Siblings of the collected female An. gambiae s.l. were characterized using PCR technique based on DNA which utilizes a mixture of 20 base oligonucleotides primers that target the species nucleotide sequences in the ribosomal DNA (rDNA) intergenic spacers (IGS) (Scott et al., 1993), after genomic DNA extraction from legs and wings using the Cetyl Trimethyl Ammonium Bromide (CTAB) based protocol (de la Cruz-Ramos et al., 2019). To determine presence of a circumsporozoite proteins (CSP), ELISA tests was done on the head and thorax using the CS microplate ELISA to detect P. falciparum, Optical Density (OD) measured using spectrophotometer (Appawu et al., 2003). Blood-meal sources of all collected blood-fed female samples captured by PSC were analyzed using a direct ELISA, using antihost Monoclonal antibodies (IgG) conjugate against human, cattle, goat, sheep, chicken proteins, OD measured using spectrophotometer (Getachew et al., 2019).

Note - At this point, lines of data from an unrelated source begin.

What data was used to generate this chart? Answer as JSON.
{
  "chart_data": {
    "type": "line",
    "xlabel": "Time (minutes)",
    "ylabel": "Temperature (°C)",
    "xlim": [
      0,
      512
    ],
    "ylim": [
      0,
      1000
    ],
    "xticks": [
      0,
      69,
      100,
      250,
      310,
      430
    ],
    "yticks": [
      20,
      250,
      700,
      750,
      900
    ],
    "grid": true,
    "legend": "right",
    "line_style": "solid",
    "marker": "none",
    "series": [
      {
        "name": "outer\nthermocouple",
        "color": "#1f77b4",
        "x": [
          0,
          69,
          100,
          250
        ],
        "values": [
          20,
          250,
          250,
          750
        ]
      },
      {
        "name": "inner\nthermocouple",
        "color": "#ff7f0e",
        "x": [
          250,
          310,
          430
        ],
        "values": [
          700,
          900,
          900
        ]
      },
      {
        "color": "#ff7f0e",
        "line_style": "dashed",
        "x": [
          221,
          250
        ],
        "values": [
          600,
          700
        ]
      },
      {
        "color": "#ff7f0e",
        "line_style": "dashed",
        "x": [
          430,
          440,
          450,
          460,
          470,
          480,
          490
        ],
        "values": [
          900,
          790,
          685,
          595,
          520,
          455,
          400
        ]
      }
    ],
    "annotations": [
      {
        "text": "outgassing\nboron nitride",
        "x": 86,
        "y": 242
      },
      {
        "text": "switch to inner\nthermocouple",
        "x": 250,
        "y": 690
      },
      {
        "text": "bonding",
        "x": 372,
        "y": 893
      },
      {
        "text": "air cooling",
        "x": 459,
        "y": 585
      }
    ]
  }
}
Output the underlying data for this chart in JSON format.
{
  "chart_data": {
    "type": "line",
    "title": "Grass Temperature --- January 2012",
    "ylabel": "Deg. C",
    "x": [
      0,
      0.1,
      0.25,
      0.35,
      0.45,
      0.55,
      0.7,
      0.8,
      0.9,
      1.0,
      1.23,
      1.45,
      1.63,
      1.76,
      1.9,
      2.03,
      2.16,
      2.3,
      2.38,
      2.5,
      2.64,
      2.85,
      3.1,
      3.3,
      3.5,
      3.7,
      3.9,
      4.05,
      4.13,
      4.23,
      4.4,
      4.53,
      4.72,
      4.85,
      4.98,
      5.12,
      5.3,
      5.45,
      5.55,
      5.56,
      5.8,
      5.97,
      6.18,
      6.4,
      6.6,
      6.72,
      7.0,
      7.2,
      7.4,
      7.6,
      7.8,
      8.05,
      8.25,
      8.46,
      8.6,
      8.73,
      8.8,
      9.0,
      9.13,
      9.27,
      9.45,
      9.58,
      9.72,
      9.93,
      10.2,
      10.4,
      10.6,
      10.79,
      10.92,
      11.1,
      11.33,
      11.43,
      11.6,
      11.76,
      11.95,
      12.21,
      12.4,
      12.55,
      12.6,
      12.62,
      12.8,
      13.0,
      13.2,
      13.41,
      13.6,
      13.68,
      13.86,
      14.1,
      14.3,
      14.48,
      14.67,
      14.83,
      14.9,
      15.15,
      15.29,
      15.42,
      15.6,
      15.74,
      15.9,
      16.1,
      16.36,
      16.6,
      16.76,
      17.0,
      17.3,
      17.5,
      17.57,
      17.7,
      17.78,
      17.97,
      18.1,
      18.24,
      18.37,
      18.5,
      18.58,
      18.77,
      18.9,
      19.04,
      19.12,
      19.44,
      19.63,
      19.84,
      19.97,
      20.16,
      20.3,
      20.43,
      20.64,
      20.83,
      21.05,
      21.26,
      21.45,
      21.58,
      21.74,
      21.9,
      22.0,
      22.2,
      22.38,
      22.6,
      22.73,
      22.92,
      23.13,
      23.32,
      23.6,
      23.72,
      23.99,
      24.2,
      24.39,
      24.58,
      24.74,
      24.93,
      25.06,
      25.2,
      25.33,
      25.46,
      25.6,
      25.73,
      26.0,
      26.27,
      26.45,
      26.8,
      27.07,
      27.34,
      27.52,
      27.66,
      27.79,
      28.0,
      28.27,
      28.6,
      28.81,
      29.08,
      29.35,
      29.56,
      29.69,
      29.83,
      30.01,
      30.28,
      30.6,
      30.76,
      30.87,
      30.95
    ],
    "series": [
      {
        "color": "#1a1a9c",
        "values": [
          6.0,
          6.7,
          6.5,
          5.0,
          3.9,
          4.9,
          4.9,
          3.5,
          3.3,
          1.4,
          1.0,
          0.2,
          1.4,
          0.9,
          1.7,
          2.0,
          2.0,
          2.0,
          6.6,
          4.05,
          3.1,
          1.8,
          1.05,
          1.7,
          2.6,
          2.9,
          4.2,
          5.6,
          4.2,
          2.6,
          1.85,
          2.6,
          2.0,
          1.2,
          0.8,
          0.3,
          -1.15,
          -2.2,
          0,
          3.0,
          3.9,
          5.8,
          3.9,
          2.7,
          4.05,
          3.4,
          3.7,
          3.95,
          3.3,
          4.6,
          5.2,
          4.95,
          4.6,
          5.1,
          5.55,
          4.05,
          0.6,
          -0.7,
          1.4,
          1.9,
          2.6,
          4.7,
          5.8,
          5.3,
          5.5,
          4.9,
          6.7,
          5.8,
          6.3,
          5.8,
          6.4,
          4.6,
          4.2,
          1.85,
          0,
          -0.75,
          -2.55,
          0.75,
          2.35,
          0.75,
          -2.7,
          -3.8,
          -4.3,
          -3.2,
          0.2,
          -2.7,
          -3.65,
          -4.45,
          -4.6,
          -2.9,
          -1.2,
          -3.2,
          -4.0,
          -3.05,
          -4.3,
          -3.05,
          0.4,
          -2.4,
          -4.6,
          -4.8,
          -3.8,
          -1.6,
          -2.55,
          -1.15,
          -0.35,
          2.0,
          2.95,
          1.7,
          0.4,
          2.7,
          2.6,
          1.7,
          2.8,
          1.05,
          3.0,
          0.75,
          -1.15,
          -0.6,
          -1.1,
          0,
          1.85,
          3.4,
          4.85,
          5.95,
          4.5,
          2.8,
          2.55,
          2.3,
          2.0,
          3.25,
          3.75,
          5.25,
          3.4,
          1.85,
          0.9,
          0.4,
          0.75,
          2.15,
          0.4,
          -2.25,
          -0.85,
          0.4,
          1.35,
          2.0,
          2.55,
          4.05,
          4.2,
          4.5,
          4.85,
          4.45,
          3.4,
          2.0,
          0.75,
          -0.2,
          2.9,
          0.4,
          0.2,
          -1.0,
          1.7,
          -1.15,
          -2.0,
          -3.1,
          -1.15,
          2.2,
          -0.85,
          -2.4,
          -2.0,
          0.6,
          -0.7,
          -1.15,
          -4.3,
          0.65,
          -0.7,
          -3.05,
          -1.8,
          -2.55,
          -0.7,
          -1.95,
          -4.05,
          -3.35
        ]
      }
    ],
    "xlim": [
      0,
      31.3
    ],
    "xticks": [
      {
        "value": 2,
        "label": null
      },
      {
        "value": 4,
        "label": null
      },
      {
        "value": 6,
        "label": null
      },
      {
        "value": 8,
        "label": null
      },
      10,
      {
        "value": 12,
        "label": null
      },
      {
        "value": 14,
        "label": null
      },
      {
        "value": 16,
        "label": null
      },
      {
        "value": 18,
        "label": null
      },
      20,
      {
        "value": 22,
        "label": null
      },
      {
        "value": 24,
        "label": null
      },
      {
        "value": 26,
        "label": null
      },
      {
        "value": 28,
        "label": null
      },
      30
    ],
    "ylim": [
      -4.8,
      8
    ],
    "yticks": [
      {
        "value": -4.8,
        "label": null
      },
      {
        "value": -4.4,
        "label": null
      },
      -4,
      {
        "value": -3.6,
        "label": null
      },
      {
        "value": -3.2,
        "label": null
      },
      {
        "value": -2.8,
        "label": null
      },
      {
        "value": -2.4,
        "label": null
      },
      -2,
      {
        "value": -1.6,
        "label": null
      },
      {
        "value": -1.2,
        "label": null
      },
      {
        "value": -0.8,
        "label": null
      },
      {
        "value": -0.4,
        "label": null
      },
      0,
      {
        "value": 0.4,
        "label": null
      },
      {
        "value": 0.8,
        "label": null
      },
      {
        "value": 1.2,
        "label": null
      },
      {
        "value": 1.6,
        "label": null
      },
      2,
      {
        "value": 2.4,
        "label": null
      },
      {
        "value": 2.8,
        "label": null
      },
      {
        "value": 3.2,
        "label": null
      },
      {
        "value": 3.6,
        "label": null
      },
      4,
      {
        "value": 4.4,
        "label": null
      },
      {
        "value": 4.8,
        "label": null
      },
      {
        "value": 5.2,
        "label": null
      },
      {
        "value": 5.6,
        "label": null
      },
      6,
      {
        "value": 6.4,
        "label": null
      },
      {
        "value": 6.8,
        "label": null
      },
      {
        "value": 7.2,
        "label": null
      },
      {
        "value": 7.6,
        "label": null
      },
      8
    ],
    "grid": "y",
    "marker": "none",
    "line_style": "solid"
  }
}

The balance checks for study
The balance check was done to assess the abundance and density of anopheles, and culicines mosquito larvae and pupae in the study sampling plots before the intervention. The initial density was also conducted on adult mosquitoes collected using CDC-LT and the Pyrethrum Spraying Collection methods.
Determination of malaria incidence
Community health workers (CHWs) patients’ registers were used for monthly data collection of malaria cases from the contingent villages to the study area. Fifteen villages in proximity to the marshlands of the study area, aggregated into twelve nearby the intervention and three in the control area respectively.
Statistical Analysis
Data were recorded in Excel and transferred into statistical software, version R 4.0.2 for statistical analysis. In preliminary, descriptive analysis was performed to generate tables and curves. The intervention and control groups were constructed to visualize differences in the responses between the two groups. We used mean, median, and standard errors (SE) to present continuous variables and frequencies for categorical variables.
We performed a balance check using the T-test to compare means of treatment and control groups for independent variables at baseline (Round 0). Further, the difference analysis was calculated using regression analysis, adjusted with time, to evaluate the effect of larviciding on breeding habitats with anopheles and culicines mosquito larvae and pupae as well as the adult mosquitodensities. The evaluation of differences on malaria incidences between intervention and control sites, a non-parametric test was used, Mann Whitney test.
Ethical consideration
The study was presented to Rwanda Biomedical Centre, Division of Research, Innovation and Data Sciences for review and clearance and received approval Ref: No 225/RBC/2020. The importation and usage of Bti was authorized by the Ministry of Health, Department of Food and Drug Authority. Before application of Bti and larval monitoring, verbal consent was obtained from local leaders, the head of the rice farmer cooperative, owners of houses used for adult collections and the entomology technicians involved in entomology monitoring.